Scott Garrabrant comments on Functional Side Effects

Scott Garrabrant 17 Jan 2014 6:18 UTC
0 points
Once the 1 has been processed, it might be too late. A single bit of irrelevant information seems easy to ignore, but what if the preferences of the agent after viewing the 1 are different from the preferences of the agent before viewing the 1. This might not be the case in this problem, but it is conceivable to me. Then the agent cannot and should not just forget the 1, unless he is forced to by some pre commitment mechanism from the agent before viewing the 1.

I think that in this problem it makes sense for the agent to pretend it did not see the 1, but this might not be true in all cases.

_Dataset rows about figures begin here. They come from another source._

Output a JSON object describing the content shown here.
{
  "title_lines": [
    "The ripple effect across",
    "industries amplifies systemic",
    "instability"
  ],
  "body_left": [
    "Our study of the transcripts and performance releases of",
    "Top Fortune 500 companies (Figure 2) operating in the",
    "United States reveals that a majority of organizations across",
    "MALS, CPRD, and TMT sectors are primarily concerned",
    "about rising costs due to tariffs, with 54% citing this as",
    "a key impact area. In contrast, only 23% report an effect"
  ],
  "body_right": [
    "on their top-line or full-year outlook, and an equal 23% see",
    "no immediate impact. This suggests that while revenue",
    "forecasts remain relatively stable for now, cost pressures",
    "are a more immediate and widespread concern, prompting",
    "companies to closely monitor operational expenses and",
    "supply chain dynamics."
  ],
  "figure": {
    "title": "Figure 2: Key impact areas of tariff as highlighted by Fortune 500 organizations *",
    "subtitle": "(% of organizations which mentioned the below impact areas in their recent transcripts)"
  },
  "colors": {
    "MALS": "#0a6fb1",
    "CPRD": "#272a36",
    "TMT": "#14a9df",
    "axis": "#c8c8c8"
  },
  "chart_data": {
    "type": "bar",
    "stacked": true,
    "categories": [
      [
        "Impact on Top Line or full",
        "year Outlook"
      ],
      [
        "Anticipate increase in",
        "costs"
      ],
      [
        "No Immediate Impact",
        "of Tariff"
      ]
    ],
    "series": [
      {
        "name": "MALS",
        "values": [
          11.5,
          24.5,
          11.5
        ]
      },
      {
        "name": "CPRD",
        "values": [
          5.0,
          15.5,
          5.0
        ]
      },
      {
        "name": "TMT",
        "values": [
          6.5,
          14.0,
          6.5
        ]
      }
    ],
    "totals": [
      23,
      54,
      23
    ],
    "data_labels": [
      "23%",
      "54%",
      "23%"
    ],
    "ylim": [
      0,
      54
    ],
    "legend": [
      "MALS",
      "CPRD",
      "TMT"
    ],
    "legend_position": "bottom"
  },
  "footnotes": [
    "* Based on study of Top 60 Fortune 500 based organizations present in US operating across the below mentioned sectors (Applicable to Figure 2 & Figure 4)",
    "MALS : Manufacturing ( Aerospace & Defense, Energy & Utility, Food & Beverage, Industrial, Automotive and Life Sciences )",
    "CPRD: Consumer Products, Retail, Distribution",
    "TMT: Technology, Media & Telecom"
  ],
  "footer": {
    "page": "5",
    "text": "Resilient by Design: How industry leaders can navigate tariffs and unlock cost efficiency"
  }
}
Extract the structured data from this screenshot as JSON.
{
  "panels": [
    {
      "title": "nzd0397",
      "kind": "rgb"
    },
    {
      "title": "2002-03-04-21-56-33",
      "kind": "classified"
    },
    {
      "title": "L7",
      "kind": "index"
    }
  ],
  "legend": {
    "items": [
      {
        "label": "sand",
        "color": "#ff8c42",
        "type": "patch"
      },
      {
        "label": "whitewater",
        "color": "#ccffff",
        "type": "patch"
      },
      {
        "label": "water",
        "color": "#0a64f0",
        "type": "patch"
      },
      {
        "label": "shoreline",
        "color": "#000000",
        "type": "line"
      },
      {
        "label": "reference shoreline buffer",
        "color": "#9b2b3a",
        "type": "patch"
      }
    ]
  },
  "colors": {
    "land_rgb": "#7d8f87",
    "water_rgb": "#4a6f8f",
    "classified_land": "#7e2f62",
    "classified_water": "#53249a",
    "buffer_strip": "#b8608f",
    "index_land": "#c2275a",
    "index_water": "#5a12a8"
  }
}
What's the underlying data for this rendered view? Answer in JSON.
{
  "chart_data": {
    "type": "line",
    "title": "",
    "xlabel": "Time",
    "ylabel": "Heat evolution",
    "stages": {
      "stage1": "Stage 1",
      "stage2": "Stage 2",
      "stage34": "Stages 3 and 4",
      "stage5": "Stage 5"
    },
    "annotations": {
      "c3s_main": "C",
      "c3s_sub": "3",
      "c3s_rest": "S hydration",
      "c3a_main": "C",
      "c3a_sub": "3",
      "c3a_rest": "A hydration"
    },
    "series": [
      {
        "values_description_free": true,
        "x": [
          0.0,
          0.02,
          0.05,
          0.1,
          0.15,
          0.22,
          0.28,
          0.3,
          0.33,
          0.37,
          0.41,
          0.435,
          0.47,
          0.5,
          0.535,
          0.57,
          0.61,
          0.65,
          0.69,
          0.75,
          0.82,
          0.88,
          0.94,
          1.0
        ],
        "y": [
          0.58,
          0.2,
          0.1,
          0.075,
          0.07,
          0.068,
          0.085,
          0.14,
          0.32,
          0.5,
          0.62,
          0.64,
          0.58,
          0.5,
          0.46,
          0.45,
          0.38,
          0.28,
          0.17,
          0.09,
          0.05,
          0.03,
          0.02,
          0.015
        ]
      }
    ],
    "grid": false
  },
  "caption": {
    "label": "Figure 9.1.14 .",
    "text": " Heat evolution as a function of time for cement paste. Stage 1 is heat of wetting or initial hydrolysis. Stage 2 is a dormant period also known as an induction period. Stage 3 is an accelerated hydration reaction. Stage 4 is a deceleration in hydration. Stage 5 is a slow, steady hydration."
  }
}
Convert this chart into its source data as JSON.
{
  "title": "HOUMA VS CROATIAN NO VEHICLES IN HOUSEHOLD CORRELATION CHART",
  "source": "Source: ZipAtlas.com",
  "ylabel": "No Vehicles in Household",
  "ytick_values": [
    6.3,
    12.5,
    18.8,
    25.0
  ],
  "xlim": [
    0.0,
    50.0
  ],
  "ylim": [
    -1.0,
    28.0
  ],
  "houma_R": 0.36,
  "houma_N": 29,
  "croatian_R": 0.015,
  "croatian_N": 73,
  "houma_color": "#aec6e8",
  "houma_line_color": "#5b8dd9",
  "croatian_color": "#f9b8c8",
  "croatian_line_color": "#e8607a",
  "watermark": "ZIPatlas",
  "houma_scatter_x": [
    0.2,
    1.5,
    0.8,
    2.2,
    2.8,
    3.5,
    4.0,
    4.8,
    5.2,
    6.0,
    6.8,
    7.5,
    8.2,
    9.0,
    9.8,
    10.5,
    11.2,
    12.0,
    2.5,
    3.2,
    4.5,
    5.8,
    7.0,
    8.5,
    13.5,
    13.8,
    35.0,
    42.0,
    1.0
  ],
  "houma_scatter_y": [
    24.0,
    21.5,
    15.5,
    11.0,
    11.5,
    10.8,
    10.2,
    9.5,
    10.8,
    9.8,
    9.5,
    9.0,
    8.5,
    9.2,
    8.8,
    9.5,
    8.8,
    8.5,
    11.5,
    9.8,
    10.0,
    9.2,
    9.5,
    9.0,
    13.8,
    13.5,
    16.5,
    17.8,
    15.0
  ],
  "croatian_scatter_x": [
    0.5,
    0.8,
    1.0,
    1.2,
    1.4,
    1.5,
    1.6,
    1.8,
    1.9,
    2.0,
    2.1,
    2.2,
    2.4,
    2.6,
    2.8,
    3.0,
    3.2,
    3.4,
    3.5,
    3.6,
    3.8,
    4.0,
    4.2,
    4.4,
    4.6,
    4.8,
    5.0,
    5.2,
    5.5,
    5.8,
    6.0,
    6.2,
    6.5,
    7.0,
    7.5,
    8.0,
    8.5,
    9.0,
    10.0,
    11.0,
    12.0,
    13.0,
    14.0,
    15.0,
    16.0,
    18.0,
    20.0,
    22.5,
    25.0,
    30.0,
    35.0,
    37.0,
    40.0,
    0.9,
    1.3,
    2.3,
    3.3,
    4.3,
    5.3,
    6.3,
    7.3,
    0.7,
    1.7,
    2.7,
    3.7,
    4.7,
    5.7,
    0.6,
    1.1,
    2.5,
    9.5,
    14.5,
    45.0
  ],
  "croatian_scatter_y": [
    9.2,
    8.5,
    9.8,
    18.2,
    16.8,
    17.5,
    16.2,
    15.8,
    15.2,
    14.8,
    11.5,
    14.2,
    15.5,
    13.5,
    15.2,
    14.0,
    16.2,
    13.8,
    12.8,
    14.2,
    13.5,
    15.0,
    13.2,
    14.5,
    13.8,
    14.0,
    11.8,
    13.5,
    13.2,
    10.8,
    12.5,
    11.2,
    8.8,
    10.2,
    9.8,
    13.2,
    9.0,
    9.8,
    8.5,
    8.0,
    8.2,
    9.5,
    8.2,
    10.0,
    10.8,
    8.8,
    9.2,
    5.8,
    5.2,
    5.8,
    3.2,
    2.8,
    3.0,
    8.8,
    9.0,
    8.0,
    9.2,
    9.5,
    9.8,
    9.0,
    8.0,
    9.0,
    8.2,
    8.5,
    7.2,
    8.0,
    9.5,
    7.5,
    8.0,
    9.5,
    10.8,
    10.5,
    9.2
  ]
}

For example. If the situation was that 1 would be terminated if the letters matched and 2 would be terminated if the letters did not match, I would choose randomly so that I could not be taken advantage of by my other copy.
- Tyrrell_McAllister 17 Jan 2014 19:14 UTC
  0 points
  Parent
  
  A single bit of irrelevant information seems easy to ignore, but what if the preferences of the agent after viewing the 1 are different from the preferences of the agent before viewing the 1. [...] Then the agent cannot and should not just forget the 1 …
  
  To be clear, the input was given to the agent, but the agent didn’t “look at it” prior to choosing an input-output function. Imagine that the agent was handed the input, but, before looking at it, the agent stored the input in external memory. Before looking at what the input was, the agent chooses an optimal input-output function f. Once such a function is chosen, and only then, does the agent look at what the input was. The agent then outputs whatever f maps the input to. (A few years back, I wrote a brief write-up describing this in more detail.)
  
  Now, if, as you suggest, looking at the input will change the agent’s preferences, then this is all the more reason why the agent will want to choose its input-output map before looking at the input. For, suppose that the agent hasn’t looked at the input yet. (The input was stored, sight-unseen, in external memory.) If the agent’s future preferences will be different, then those future preferences will be worse than the present preferences, so far as the present agent is concerned. Any agent with different preferences might work at cross purposes to your own preferences, even if this agent is your own future self. Therefore, if you anticipate that your preferences are about to be changed, then that should encourage you to make all important decisions now, while you still have the “right” preferences.
  
  (I assume that we’re talking about preferences over states of the world, and not “preferences” resulting from mere ignorance. My preference is to get a box with a diamond in it, not a box that I wrongly think has a diamond in it.)
  
  … unless he is forced to by some pre commitment mechanism from the agent before viewing the 1.
  
  I don’t think that “pre-commitment” is the right way to think about this. The agent begins the scenario running a certain program. If that program has the agent setting aside the input sight unseen and choosing an input-output function prior to looking at the input, and then following that input-output function, then that is just what the agent will do — not because of force or pre-commitment, but just because that is its program.
  
  (I wrote a post a while back speculating on how this might “feel” to the agent “on the inside”. It shouldn’t feel like being forced to follow a previous commitment.)
  - Scott Garrabrant 17 Jan 2014 19:55 UTC
    0 points
    Parent
    I don’t think we actually disagree on anything substantial.
    
    I was partially going based on the fact that in Wei Dai’s example, the agent was told the number 1, before he was even told what the experiment was. I think the nature of our disagreement is only on our interpretation of Wei Dai’s thought experiment.
    
    Do you agree with the following statement?
    
    “UDT1.1 is good, but we have to be clear about what the input is. The input is all information that you have not yet received (or not yet processed). All the other information that you have should be viewed as part of the source code of you decision procedure, and may change your probabilities and/or your utilities.”
    - Tyrrell_McAllister 19 Jan 2014 22:36 UTC
      1 point
      Parent
      
      “UDT1.1 is good, but we have to be clear about what the input is. The input is all information that you have not yet received (or not yet processed). All the other information that you have should be viewed as part of the source code of you decision procedure, and may change your probabilities and/or your utilities.”
      
      Yes, I agree.
      
      I could quibble with the wording of the part after the last comma. It seems more in line with the spirit of UDT to say that, if an agent’s probabilities or utilities “change”, then really what happened is that the agent was replaced by a different agent. After all, the “U” in “UDT” stands for “updateless”. Agents aren’t supposed to update their probabilities or utilities. But this is not a significant point.